Los gentiles debieron haber conocido racionalmente la humildad, estudiando naturalmente la injusticia, vanidad y extravagancia vergonzosa del orgullo y la soberbia, y despreciando a los arrogantes y orgullosos, mientras que elogiando a los modestos y humildes.
Algunos judíos, con espíritu sobrenatural, supieron por la divina revelación que sin humildad carecen de cimiento las demás virtudes.
Pero los cristianos tenemos en la Encarnación el ejemplo más fuerte y asequible de un misterio de humildad: Dios hecho niño en el seno de una Madre que se llama a sí misma esclava y siente y obra como una servidora.
Querer ser cristianos, querer aprovecharse de la Encarnación y apetecer las glorias que brinda la vanidad, es renegar del misterio de la Encarnación. Querer ser religiosos y no estar dispuestos a sufrir humillaciones, no aceptar con santa resignación –es más, con total abandono en Dios– las contrariedades que Él nos pueda mandar –para humillar nuestra soberbia– es un modo de despreciar el mensaje clamoroso de humildad que Dios y su Santísima Madre nos ofrecen en la Encarnación.

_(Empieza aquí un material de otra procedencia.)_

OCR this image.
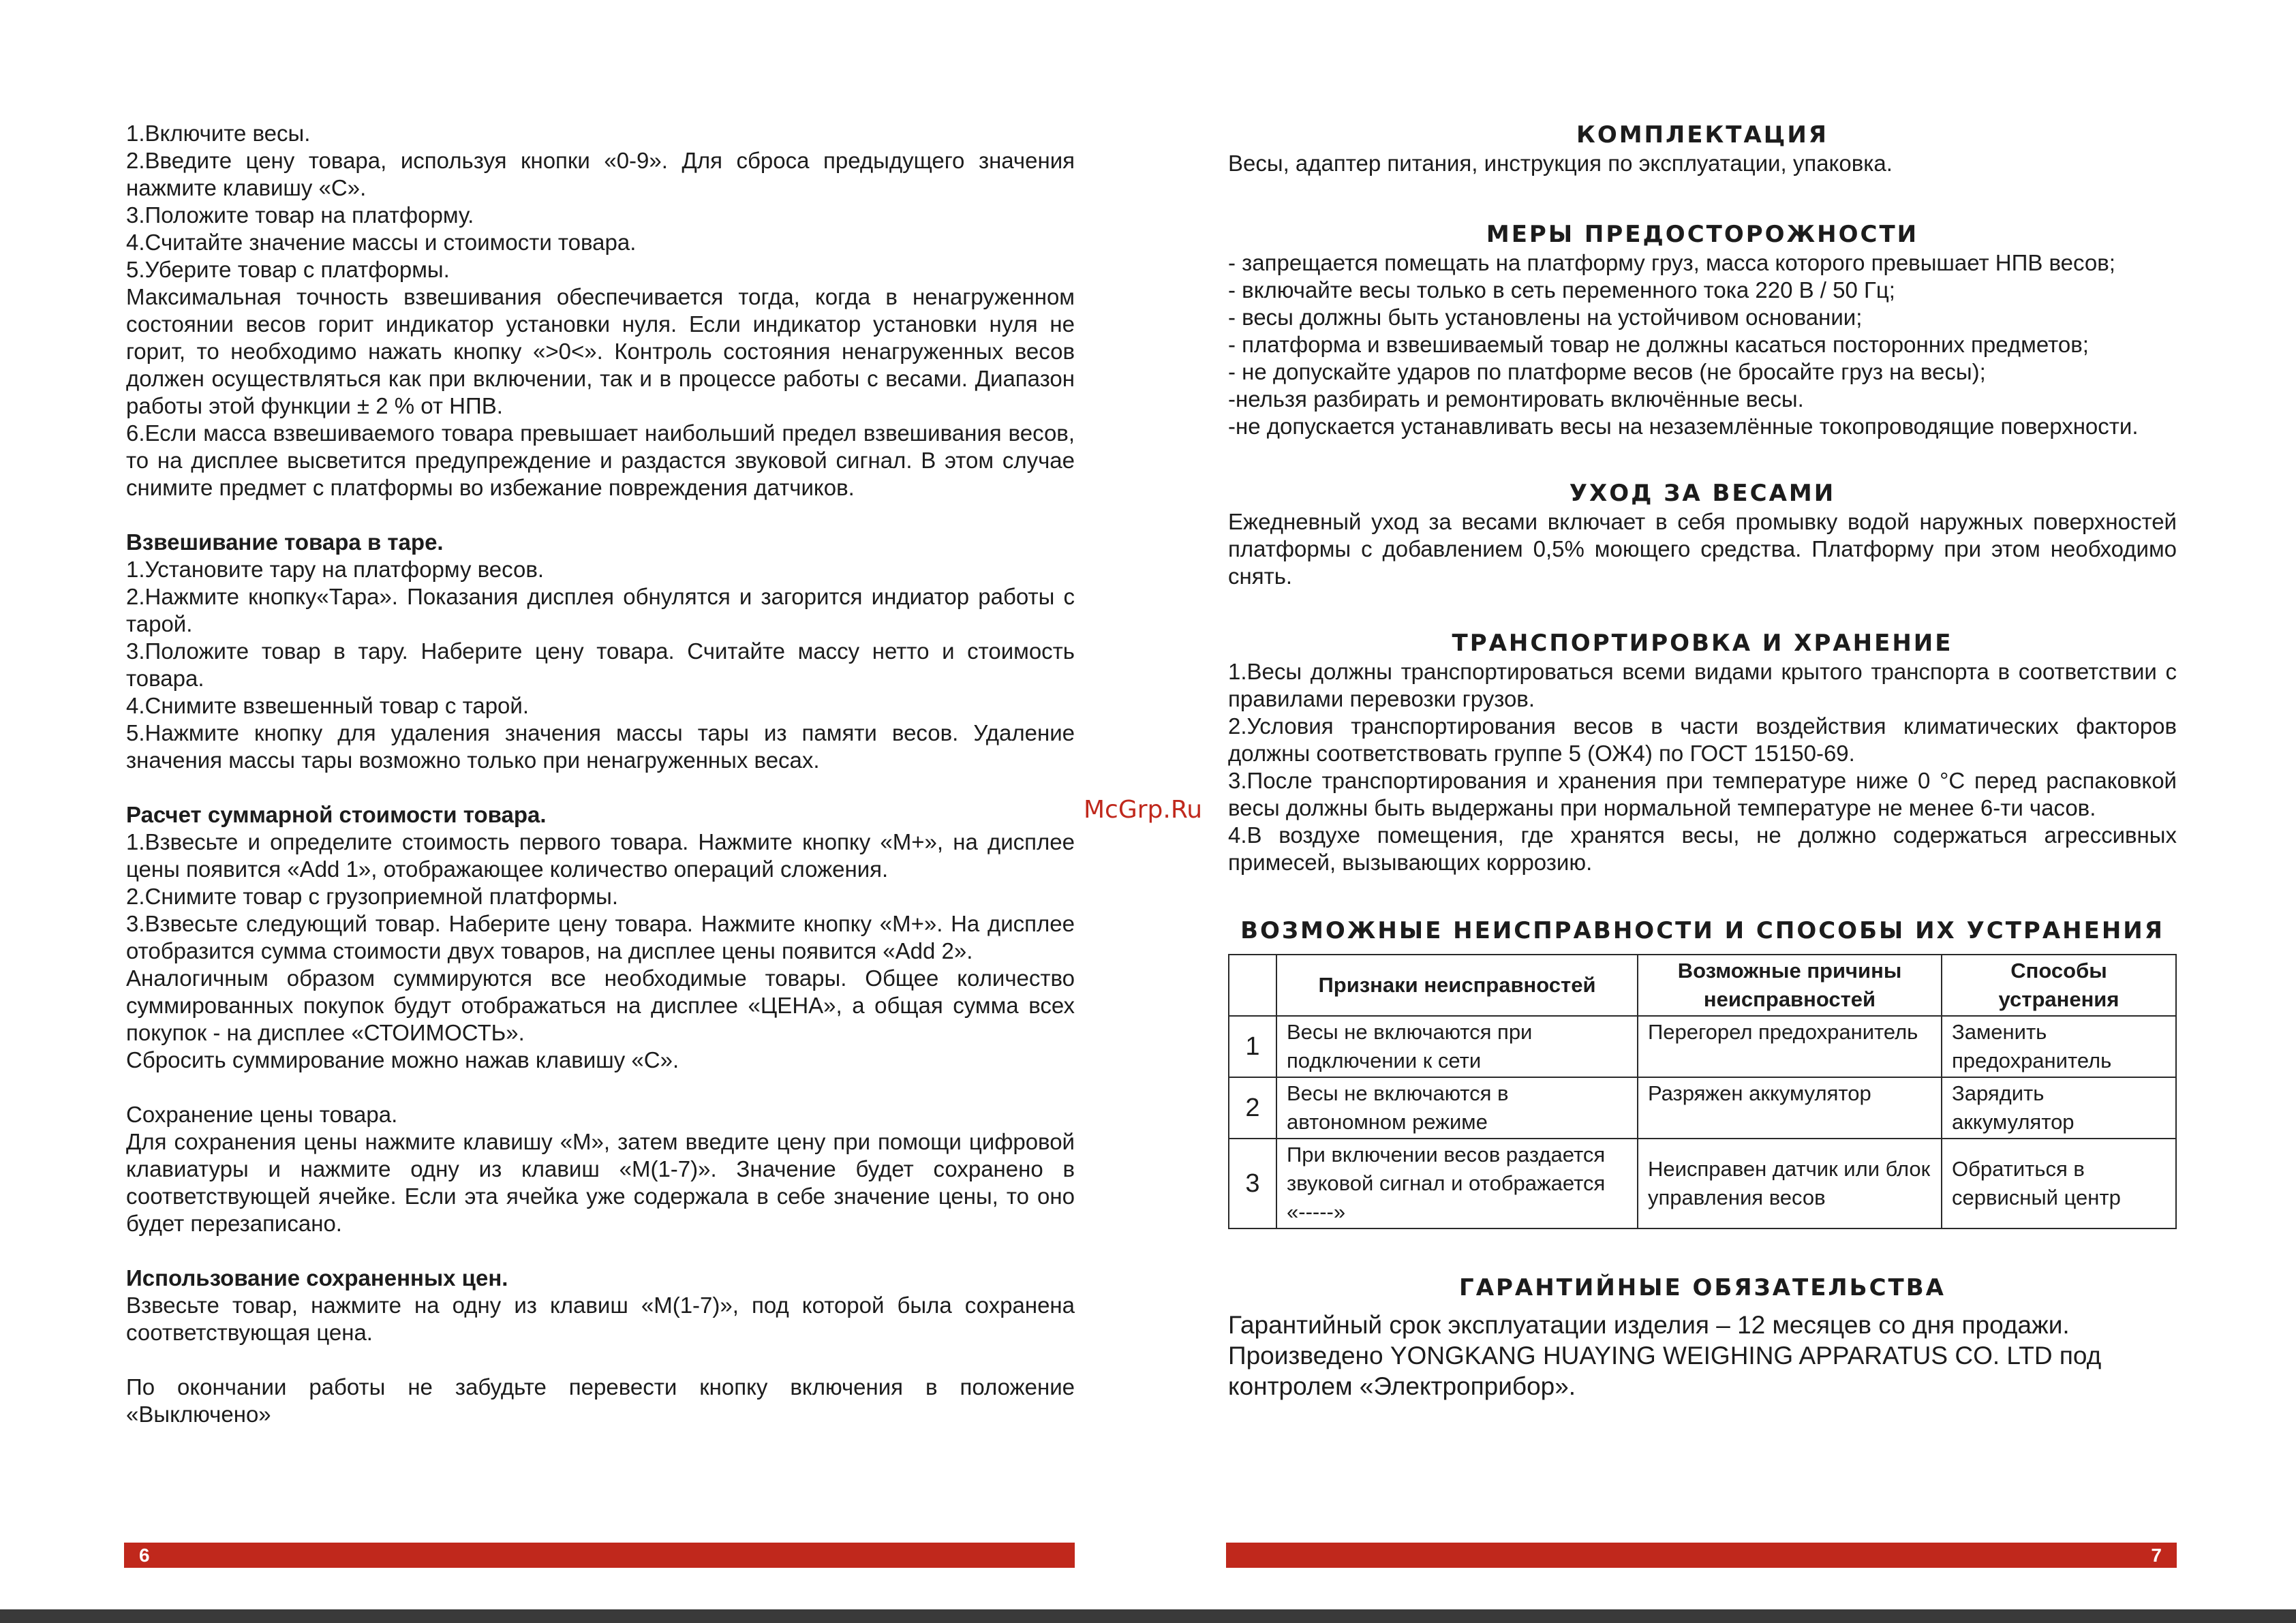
1.Включите весы.

2.Введите цену товара, используя кнопки «0-9». Для сброса предыдущего значения нажмите клавишу «С».

3.Положите товар на платформу.

4.Считайте значение массы и стоимости товара.

5.Уберите товар с платформы.

Максимальная точность взвешивания обеспечивается тогда, когда в ненагруженном состоянии весов горит индикатор установки нуля. Если индикатор установки нуля не горит, то необходимо нажать кнопку «>0<». Контроль состояния ненагруженных весов должен осуществляться как при включении, так и в процессе работы с весами. Диапазон работы этой функции ± 2 % от НПВ.

6.Если масса взвешиваемого товара превышает наибольший предел взвешивания весов, то на дисплее высветится предупреждение и раздастся звуковой сигнал. В этом случае снимите предмет с платформы во избежание повреждения датчиков.

Взвешивание товара в таре.

1.Установите тару на платформу весов.

2.Нажмите кнопку«Тара». Показания дисплея обнулятся и загорится индиатор работы с тарой.

3.Положите товар в тару. Наберите цену товара. Считайте массу нетто и стоимость товара.

4.Снимите взвешенный товар с тарой.

5.Нажмите кнопку для удаления значения массы тары из памяти весов. Удаление значения массы тары возможно только при ненагруженных весах.

Расчет суммарной стоимости товара.

1.Взвесьте и определите стоимость первого товара. Нажмите кнопку «М+», на дисплее цены появится «Add 1», отображающее количество операций сложения.

2.Снимите товар с грузоприемной платформы.

3.Взвесьте следующий товар. Наберите цену товара. Нажмите кнопку «М+». На дисплее отобразится сумма стоимости двух товаров, на дисплее цены появится «Add 2».

Аналогичным образом суммируются все необходимые товары. Общее количество суммированных покупок будут отображаться на дисплее «ЦЕНА», а общая сумма всех покупок - на дисплее «СТОИМОСТЬ».

Сбросить суммирование можно нажав клавишу «С».

Сохранение цены товара.

Для сохранения цены нажмите клавишу «М», затем введите цену при помощи цифровой клавиатуры и нажмите одну из клавиш «М(1-7)». Значение будет сохранено в соответствующей ячейке. Если эта ячейка уже содержала в себе значение цены, то оно будет перезаписано.

Использование сохраненных цен.

Взвесьте товар, нажмите на одну из клавиш «М(1-7)», под которой была сохранена соответствующая цена.

По окончании работы не забудьте перевести кнопку включения в положение «Выключено»

КОМПЛЕКТАЦИЯ

Весы, адаптер питания, инструкция по эксплуатации, упаковка.

МЕРЫ ПРЕДОСТОРОЖНОСТИ

- запрещается помещать на платформу груз, масса которого превышает НПВ весов;

- включайте весы только в сеть переменного тока 220 В / 50 Гц;

- весы должны быть установлены на устойчивом основании;

- платформа и взвешиваемый товар не должны касаться посторонних предметов;

- не допускайте ударов по платформе весов (не бросайте груз на весы);

-нельзя разбирать и ремонтировать включённые весы.

-не допускается устанавливать весы на незаземлённые токопроводящие поверхности.

УХОД ЗА ВЕСАМИ

Ежедневный уход за весами включает в себя промывку водой наружных поверхностей платформы с добавлением 0,5% моющего средства. Платформу при этом необходимо снять.

ТРАНСПОРТИРОВКА И ХРАНЕНИЕ

1.Весы должны транспортироваться всеми видами крытого транспорта в соответствии с правилами перевозки грузов.

2.Условия транспортирования весов в части воздействия климатических факторов должны соответствовать группе 5 (ОЖ4) по ГОСТ 15150-69.

3.После транспортирования и хранения при температуре ниже 0 °С перед распаковкой весы должны быть выдержаны при нормальной температуре не менее 6-ти часов.

4.В воздухе помещения, где хранятся весы, не должно содержаться агрессивных примесей, вызывающих коррозию.

ВОЗМОЖНЫЕ НЕИСПРАВНОСТИ И СПОСОБЫ ИХ УСТРАНЕНИЯ

	Признаки неисправностей	Возможные причины неисправностей	Способы устранения
1	Весы не включаются при подключении к сети	Перегорел предохранитель	Заменить предохранитель
2	Весы не включаются в автономном режиме	Разряжен аккумулятор	Зарядить аккумулятор
3	При включении весов раздается звуковой сигнал и отображается «-----»	Неисправен датчик или блок управления весов	Обратиться в сервисный центр

ГАРАНТИЙНЫЕ ОБЯЗАТЕЛЬСТВА

Гарантийный срок эксплуатации изделия – 12 месяцев со дня продажи. Произведено YONGKANG HUAYING WEIGHING APPARATUS CO. LTD под контролем «Электроприбор».

McGrp.Ru
6	7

Para que esta fiesta no pase sin dejar en nuestro ánimo un fruto duradero, hagámonos eco de la invitación divina contenida en la carta a los hebreos:
“Mira, haz todas las cosas conforme al modelo que te ha sido mostrado”[9].
¡Sí, miremos al Verbo Bueno del Padre Bueno[10], miremos a la humildísima María, su Madre, con un deseo eficaz de reproducir en nosotros su humildad, y con el Dante[11] invoquémosla humildemente con las palabras que la liturgia misma pone en sus himnos para esta Solemnidad:
Vergine Madre, figlia del tuo figlio, ¡Virgen y madre, hija de tu hijo,
umile e alta più che creatura, alta y humilde como no hay criatura…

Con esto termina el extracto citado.